Cooking Happy v.1 pt.1

 With the treats of Christmas, I was given a couple of new gadgets and tools to add to my kitchen.  With the resolutions of the New Year, I have a renewed excitement to be a little more organized with our meal planning.  The days that I teach violin are busy ones and by the time I get home, it is much too late to put some supper on the fire; however, I have discovered that most days, with a little bit of forethought, I can at least start supper before I head out in the afternoon to work.  I think crock-pots are the BFFs to all teachers.  And enameled cast-iron pots are their trusty side-kicks.  Seriously, sear some meat, add some herbs, let it simmer for a few hours, then pop it in the oven to reheat when you are ready to eat.  How easy is that???  I'm telling you, one-pot meals are the way forward!  I would love to share 2 of my recipes that have been fine and tasty.  I realize, they are not new ideas to the world-wide web, but they are my own.  So please, nobody bully me for ripping off someone else's recipes, OK?  OK.

There is nothing like putting on a record and getting to work in the kitchen.  It's even better to find this meal done before you are ready for Side B, am I right?

1-1.5 cups of red wine (we like Bordeaux)
3 lbs. stewing beef
1 onion sliced in larger pieces
1 TB minced garlic
2 cups veggie or beef broth
3 large peeled carrots, sliced into larger pieces
a handful of fresh thyme
2 bayleaves
1TB herb de Provence
1 small can of tomato paste
2 TB dijon mustard (ours has tarragon in it, and it is marvelous)
2 TB grapeseed oil

Place the oil in pot and sear the stewing meat on all sides.  Add the onion & garlic, stirring until the onion has softened.  Add the red wine and wait until it has reduced slightly.  Add the broth, dijon, tomato paste, and all the herbs.  Let it simmer for 1 hour, or until it has reached your desired thickness.

We like to serve our Bouef Bourguignon over a home-made base of garlic mashed potatoes.  The flavors are rich and lush and homey.  It is definitely a family favorite.  Now let's all try and say Bourguignon with an air of French snobbery.  BOURGUIGNON!!!

2 Andouille Sausages
1 small pumkin
1 medium onion, diced
2 TB minced garlic
1 lemon juiced
1 TB seasoning salt
2 TB cumin
1 TB crushed coriander seed
1 TB paprika
1 500 ml container of Veggie broth

Gut the pumpkin and slice into quarters.  Is there another cooking term for gutting a pumpkin?  I thought so.  Bake the sliced pumpkin in a 350 degree oven for about 30 min.  Allow to cool.  Remove the casing from the sausage and crumble into a deep cast-iron pot on medium heat.  Once it has cooked add the minced onion.  The sausage has a fair amount of fat in it, so I have never added any extra oil.  Scoop the softened pumpkin out of its skin and slice into medium sized cubes.  Add the sliced pumpkin, garlic, veggie broth, herbs, and lemon juice.  Let the soup simmer for 1 hour and then puree with an immersion blender (a normal household blender will also work).

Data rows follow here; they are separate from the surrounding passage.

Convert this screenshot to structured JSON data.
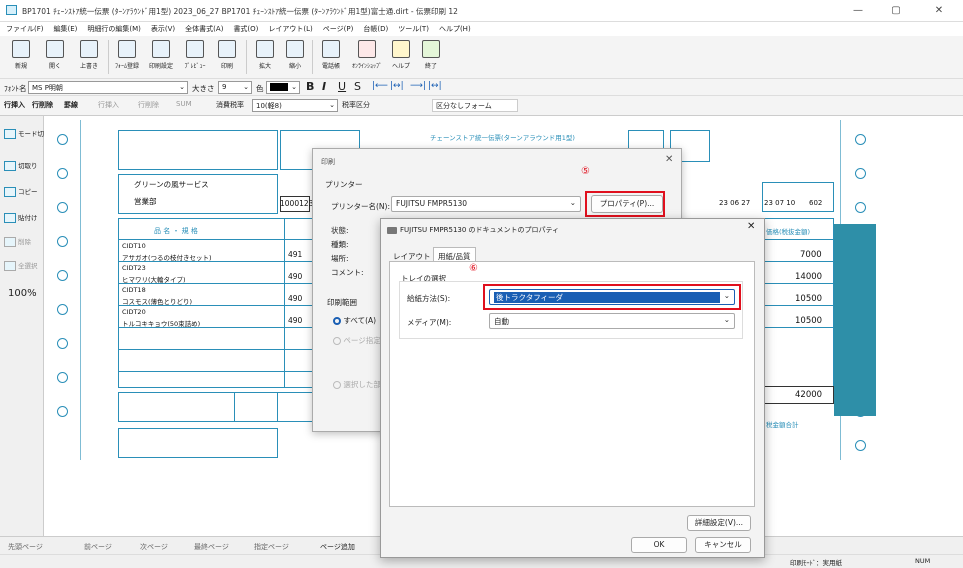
{
  "window": {
    "title": "BP1701 ﾁｪｰﾝｽﾄｱ統一伝票 (ﾀｰﾝｱﾗｳﾝﾄﾞ用1型) 2023_06_27 BP1701 ﾁｪｰﾝｽﾄｱ統一伝票 (ﾀｰﾝｱﾗｳﾝﾄﾞ用1型)富士通.dirt - 伝票印刷 12",
    "minimize": "—",
    "maximize": "▢",
    "close": "✕"
  },
  "menu": [
    "ファイル(F)",
    "編集(E)",
    "明細行の編集(M)",
    "表示(V)",
    "全体書式(A)",
    "書式(O)",
    "レイアウト(L)",
    "ページ(P)",
    "台帳(D)",
    "ツール(T)",
    "ヘルプ(H)"
  ],
  "toolbar": [
    {
      "label": "新規",
      "icon": "new-file-icon"
    },
    {
      "label": "開く",
      "icon": "open-folder-icon"
    },
    {
      "label": "上書き",
      "icon": "save-icon"
    },
    {
      "label": "ﾌｫｰﾑ登録",
      "icon": "form-register-icon"
    },
    {
      "label": "印刷設定",
      "icon": "print-settings-icon"
    },
    {
      "label": "ﾌﾟﾚﾋﾞｭｰ",
      "icon": "preview-icon"
    },
    {
      "label": "印刷",
      "icon": "printer-icon"
    },
    {
      "label": "拡大",
      "icon": "zoom-in-icon"
    },
    {
      "label": "縮小",
      "icon": "zoom-out-icon"
    },
    {
      "label": "電話帳",
      "icon": "phonebook-icon"
    },
    {
      "label": "ｵﾝﾗｲﾝｼｮｯﾌﾟ",
      "icon": "online-shop-icon"
    },
    {
      "label": "ヘルプ",
      "icon": "help-icon"
    },
    {
      "label": "終了",
      "icon": "exit-icon"
    }
  ],
  "toolbar2": {
    "font_label": "ﾌｫﾝﾄ名",
    "font_value": "MS P明朝",
    "size_label": "大きさ",
    "size_value": "9",
    "color_label": "色",
    "bold": "B",
    "italic": "I",
    "underline": "U",
    "strike": "S"
  },
  "toolbar3": {
    "item1": "行挿入",
    "item2": "行削除",
    "item3": "罫線",
    "item4": "行挿入",
    "item5": "行削除",
    "item6": "SUM",
    "tax_label": "消費税率",
    "tax_value": "10(軽8)",
    "tax_type": "税率区分",
    "form_value": "区分なしフォーム"
  },
  "leftpanel": [
    "モード切替",
    "切取り",
    "コピー",
    "貼付け",
    "削除",
    "全選択",
    "100%"
  ],
  "form": {
    "header_title": "チェーンストア統一伝票(ターンアラウンド用1型)",
    "company": "グリーンの風サービス",
    "dept": "営業部",
    "code": "1000123",
    "col_item": "品 名 ・ 規 格",
    "col_total": "価格(税抜金額)",
    "rows": [
      {
        "code": "CIDT10",
        "name": "アサガオ(つるの枝付きセット)",
        "num": "491",
        "price": "7000"
      },
      {
        "code": "CIDT23",
        "name": "ヒマワリ(大輪タイプ)",
        "num": "490",
        "price": "14000"
      },
      {
        "code": "CIDT18",
        "name": "コスモス(薄色とりどり)",
        "num": "490",
        "price": "10500"
      },
      {
        "code": "CIDT20",
        "name": "トルコキキョウ(50束詰め)",
        "num": "490",
        "price": "10500"
      }
    ],
    "total": "42000",
    "date1": "23 06 27",
    "date2": "23 07 10",
    "code2": "602",
    "label_sub": "税金額合計"
  },
  "bottombar": [
    "先頭ページ",
    "前ページ",
    "次ページ",
    "最終ページ",
    "指定ページ",
    "ページ追加"
  ],
  "statusbar": {
    "mode": "印刷ﾓｰﾄﾞ：実用紙",
    "num": "NUM"
  },
  "print_dialog": {
    "title": "印刷",
    "printer_group": "プリンター",
    "printer_name_label": "プリンター名(N):",
    "printer_name": "FUJITSU FMPR5130",
    "properties_button": "プロパティ(P)...",
    "status_label": "状態:",
    "type_label": "種類:",
    "where_label": "場所:",
    "comment_label": "コメント:",
    "range_label": "印刷範囲",
    "all_label": "すべて(A)",
    "page_label": "ページ指定",
    "selection_label": "選択した部分",
    "step_number": "⑤"
  },
  "props_dialog": {
    "title": "FUJITSU FMPR5130 のドキュメントのプロパティ",
    "tab_layout": "レイアウト",
    "tab_paper": "用紙/品質",
    "tray_group": "トレイの選択",
    "feed_label": "給紙方法(S):",
    "feed_value": "後トラクタフィーダ",
    "media_label": "メディア(M):",
    "media_value": "自動",
    "advanced_button": "詳細設定(V)...",
    "ok_button": "OK",
    "cancel_button": "キャンセル",
    "step_number": "⑥"
  }
}
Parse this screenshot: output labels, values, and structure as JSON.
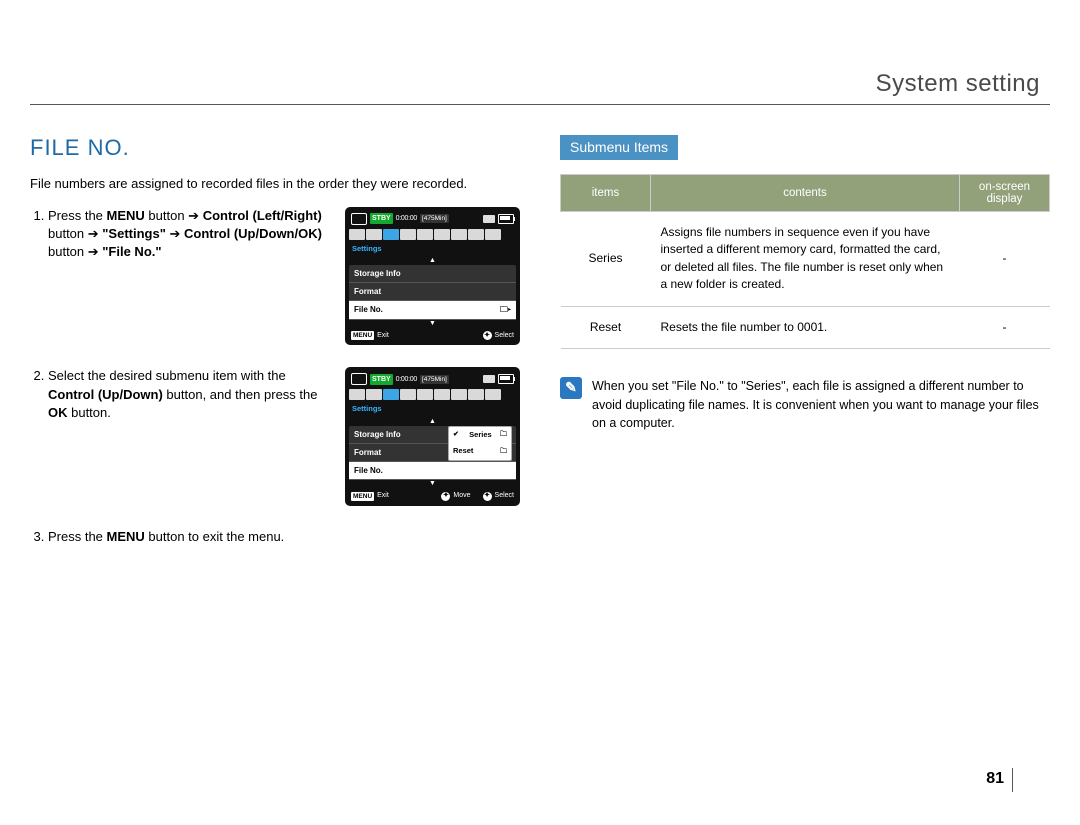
{
  "header": {
    "title": "System setting"
  },
  "page_number": "81",
  "section": {
    "title": "FILE NO.",
    "intro": "File numbers are assigned to recorded files in the order they were recorded.",
    "steps": {
      "s1_a": "Press the ",
      "s1_menu": "MENU",
      "s1_b": " button ➔ ",
      "s1_ctrl_lr": "Control (Left/Right)",
      "s1_c": " button ➔ ",
      "s1_settings": "\"Settings\"",
      "s1_d": " ➔ ",
      "s1_ctrl_ud": "Control (Up/Down/OK)",
      "s1_e": " button ➔ ",
      "s1_fileno": "\"File No.\"",
      "s2_a": "Select the desired submenu item with the ",
      "s2_ctrl": "Control (Up/Down)",
      "s2_b": " button, and then press the ",
      "s2_ok": "OK",
      "s2_c": " button.",
      "s3_a": "Press the ",
      "s3_menu": "MENU",
      "s3_b": " button to exit the menu."
    }
  },
  "lcd": {
    "stby": "STBY",
    "timecode": "0:00:00",
    "remain": "[475Min]",
    "label": "Settings",
    "items": {
      "storage": "Storage Info",
      "format": "Format",
      "fileno": "File No."
    },
    "flyout": {
      "series": "Series",
      "reset": "Reset"
    },
    "bottom": {
      "menu": "MENU",
      "exit": "Exit",
      "move": "Move",
      "select": "Select"
    }
  },
  "right": {
    "submenu_title": "Submenu Items",
    "table": {
      "head": {
        "items": "items",
        "contents": "contents",
        "osd": "on-screen display"
      },
      "rows": [
        {
          "name": "Series",
          "content": "Assigns file numbers in sequence even if you have inserted a different memory card, formatted the card, or deleted all files. The file number is reset only when a new folder is created.",
          "osd": "-"
        },
        {
          "name": "Reset",
          "content": "Resets the file number to 0001.",
          "osd": "-"
        }
      ]
    },
    "note": "When you set \"File No.\" to \"Series\", each file is assigned a different number to avoid duplicating file names. It is convenient when you want to manage your files on a computer."
  }
}
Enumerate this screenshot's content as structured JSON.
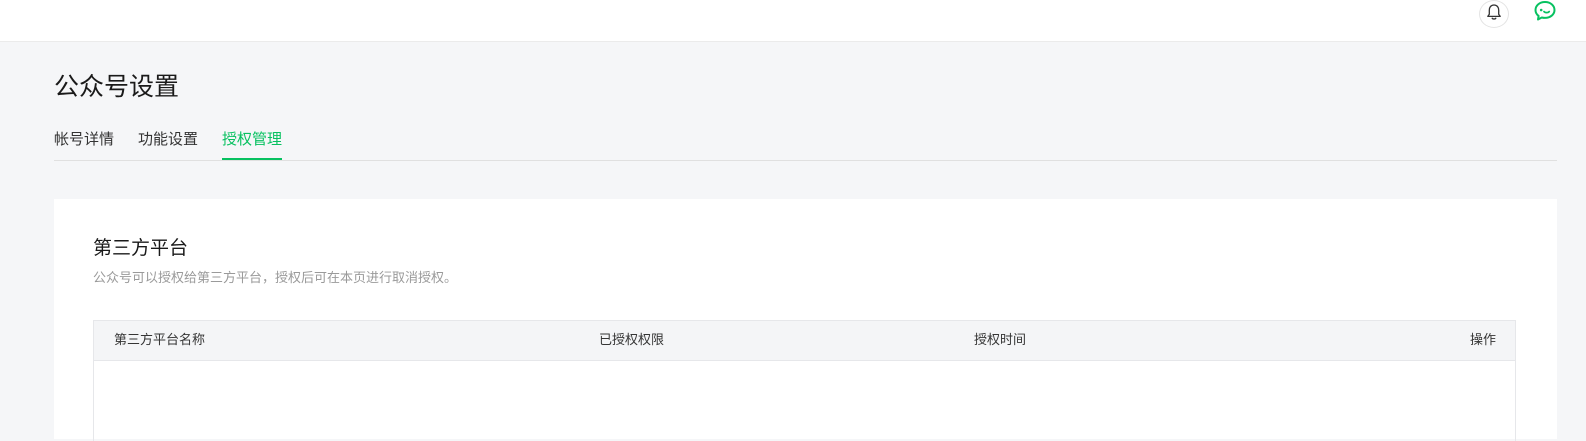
{
  "page": {
    "title": "公众号设置"
  },
  "tabs": [
    {
      "label": "帐号详情",
      "active": false
    },
    {
      "label": "功能设置",
      "active": false
    },
    {
      "label": "授权管理",
      "active": true
    }
  ],
  "section": {
    "title": "第三方平台",
    "description": "公众号可以授权给第三方平台，授权后可在本页进行取消授权。"
  },
  "table": {
    "columns": [
      "第三方平台名称",
      "已授权权限",
      "授权时间",
      "操作"
    ],
    "rows": []
  },
  "header_icons": {
    "notification": "bell-icon",
    "messages": "chat-icon"
  },
  "colors": {
    "accent": "#07c160",
    "background": "#f5f6f8"
  }
}
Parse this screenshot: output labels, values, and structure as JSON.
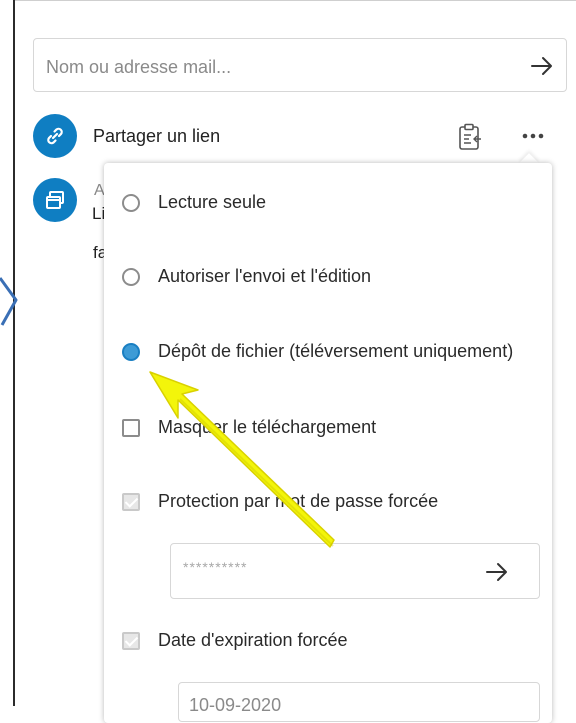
{
  "share": {
    "search_placeholder": "Nom ou adresse mail...",
    "link_label": "Partager un lien",
    "second_item_line1_partial": "A",
    "second_item_line2_partial": "Li",
    "second_item_line3_partial": "fa"
  },
  "menu": {
    "options": [
      {
        "type": "radio",
        "label": "Lecture seule",
        "checked": false
      },
      {
        "type": "radio",
        "label": "Autoriser l'envoi et l'édition",
        "checked": false
      },
      {
        "type": "radio",
        "label": "Dépôt de fichier (téléversement uniquement)",
        "checked": true
      },
      {
        "type": "checkbox",
        "label": "Masquer le téléchargement",
        "checked": false
      },
      {
        "type": "checkbox",
        "label": "Protection par mot de passe forcée",
        "checked": true,
        "disabled": true
      },
      {
        "type": "checkbox",
        "label": "Date d'expiration forcée",
        "checked": true,
        "disabled": true
      }
    ],
    "password_value": "**********",
    "date_value": "10-09-2020"
  },
  "icons": {
    "link_avatar": "link-icon",
    "group_avatar": "windows-icon",
    "clipboard": "clipboard-icon",
    "more": "more-dots-icon",
    "submit": "arrow-right-icon"
  },
  "colors": {
    "accent": "#0f7ec2",
    "annotation": "#f3f50a"
  }
}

This soup recipe came out of wanting to use up an old pumpkin I had sitting in my cold room since the Fall.  The Andouille sausage has a bit of smokiness and spice and it accompanies the sweetness of the pumpkin so well.  Zoey even enjoyed it so I don't think it was too spicy.  Slice up some fresh bread or a nice baguette, and you are set for supper!

Hope this helps you get dinner on the table.  Have you found any inspiring recipes lately?  Any other meal planners out there?  Please share all your tips!

Eat well and eat happy, friends!   


Hmmm. Haven't had this dish in years! It looks so good. Nice blog work. I came across your blog while “blog surfing” using the Next Blog button on the Nav Bar located at the top of my site. I frequently just travel around looking for other blogs which exist on the Internet, and the various, creative ways in which people express themselves. Thanks for sharing, and best wishes for the New Year.